The Catholic bishops of England and Wales said they could be at risk of prosecution under a proposed law unless they accept women, sexually active gays and transsexuals as candidates to the priesthood. They made their claims in a briefing for Catholic members of the House of Lords, Britain's upper political chamber, ahead of a scheduled Dec. 15 debate on the Equality Bill, which aims to stamp out discrimination in the workplace.
According to the briefing, a copy of which was obtained by Catholic News Service Dec. 8, the government definition will, in effect, make it "unlawful to require a Catholic priest to be male, unmarried or not in a civil partnership, etc., since no priest would be able to demonstrate that their time was wholly or mainly spent either leading liturgy or promoting and explaining doctrine."
It's tough to know what degree of alarm is justified here. The text of the proposal is troubling, but much depends on the concrete circumstances of enforcement, whether the law could or would in fact be used against the Church -- to return faithful Catholics to penal times, in effect. On the one hand we don't want to scream that the sky is falling when it isn't, on the other hand we'd be fools to deny that not only militant secularists but many of our co-religionists earnestly want the heavens to tumble and would press for the law's strictest possible enforcement so as to force the Church to capitulate.
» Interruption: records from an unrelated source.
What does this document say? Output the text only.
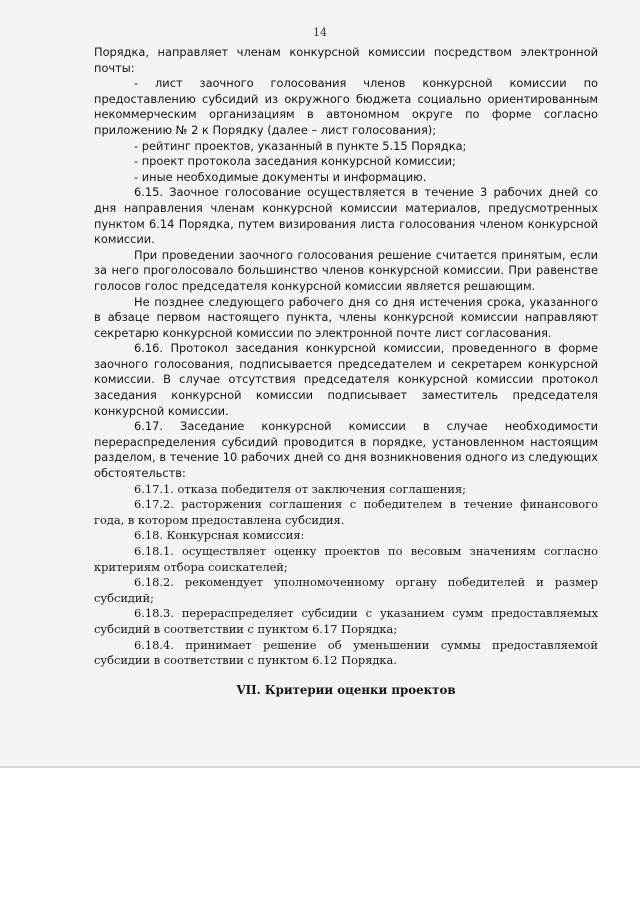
14

Порядка, направляет членам конкурсной комиссии посредством электронной почты:

- лист заочного голосования членов конкурсной комиссии по предоставлению субсидий из окружного бюджета социально ориентированным некоммерческим организациям в автономном округе по форме согласно приложению № 2 к Порядку (далее – лист голосования);

- рейтинг проектов, указанный в пункте 5.15 Порядка;

- проект протокола заседания конкурсной комиссии;

- иные необходимые документы и информацию.

6.15. Заочное голосование осуществляется в течение 3 рабочих дней со дня направления членам конкурсной комиссии материалов, предусмотренных пунктом 6.14 Порядка, путем визирования листа голосования членом конкурсной комиссии.

При проведении заочного голосования решение считается принятым, если за него проголосовало большинство членов конкурсной комиссии. При равенстве голосов голос председателя конкурсной комиссии является решающим.

Не позднее следующего рабочего дня со дня истечения срока, указанного в абзаце первом настоящего пункта, члены конкурсной комиссии направляют секретарю конкурсной комиссии по электронной почте лист согласования.

6.16. Протокол заседания конкурсной комиссии, проведенного в форме заочного голосования, подписывается председателем и секретарем конкурсной комиссии. В случае отсутствия председателя конкурсной комиссии протокол заседания конкурсной комиссии подписывает заместитель председателя конкурсной комиссии.

6.17. Заседание конкурсной комиссии в случае необходимости перераспределения субсидий проводится в порядке, установленном настоящим разделом, в течение 10 рабочих дней со дня возникновения одного из следующих обстоятельств:

6.17.1. отказа победителя от заключения соглашения;

6.17.2. расторжения соглашения с победителем в течение финансового года, в котором предоставлена субсидия.

6.18. Конкурсная комиссия:

6.18.1. осуществляет оценку проектов по весовым значениям согласно критериям отбора соискателей;

6.18.2. рекомендует уполномоченному органу победителей и размер субсидий;

6.18.3. перераспределяет субсидии с указанием сумм предоставляемых субсидий в соответствии с пунктом 6.17 Порядка;

6.18.4. принимает решение об уменьшении суммы предоставляемой субсидии в соответствии с пунктом 6.12 Порядка.

VII. Критерии оценки проектов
Yet the real battle is not over a "clerical exemption" for Catholics but over the justice of discrimination full stop. The Church teaches that there are cases in which it is permissible and cases in which it is obligatory to discriminate. The CDF sounded the call to arms seventeen years ago: "Where a matter of the common good is concerned, it is inappropriate for Church authorities to endorse or remain neutral toward adverse legislation even if it grants exceptions to Church organizations and institutions." By and large the bishops -- not only in Britain -- failed to rally and fight for this ground. Having ceded the main pass to the Church's adversaries, they can hardly be shocked to learn that the war has moved beneath their own windows.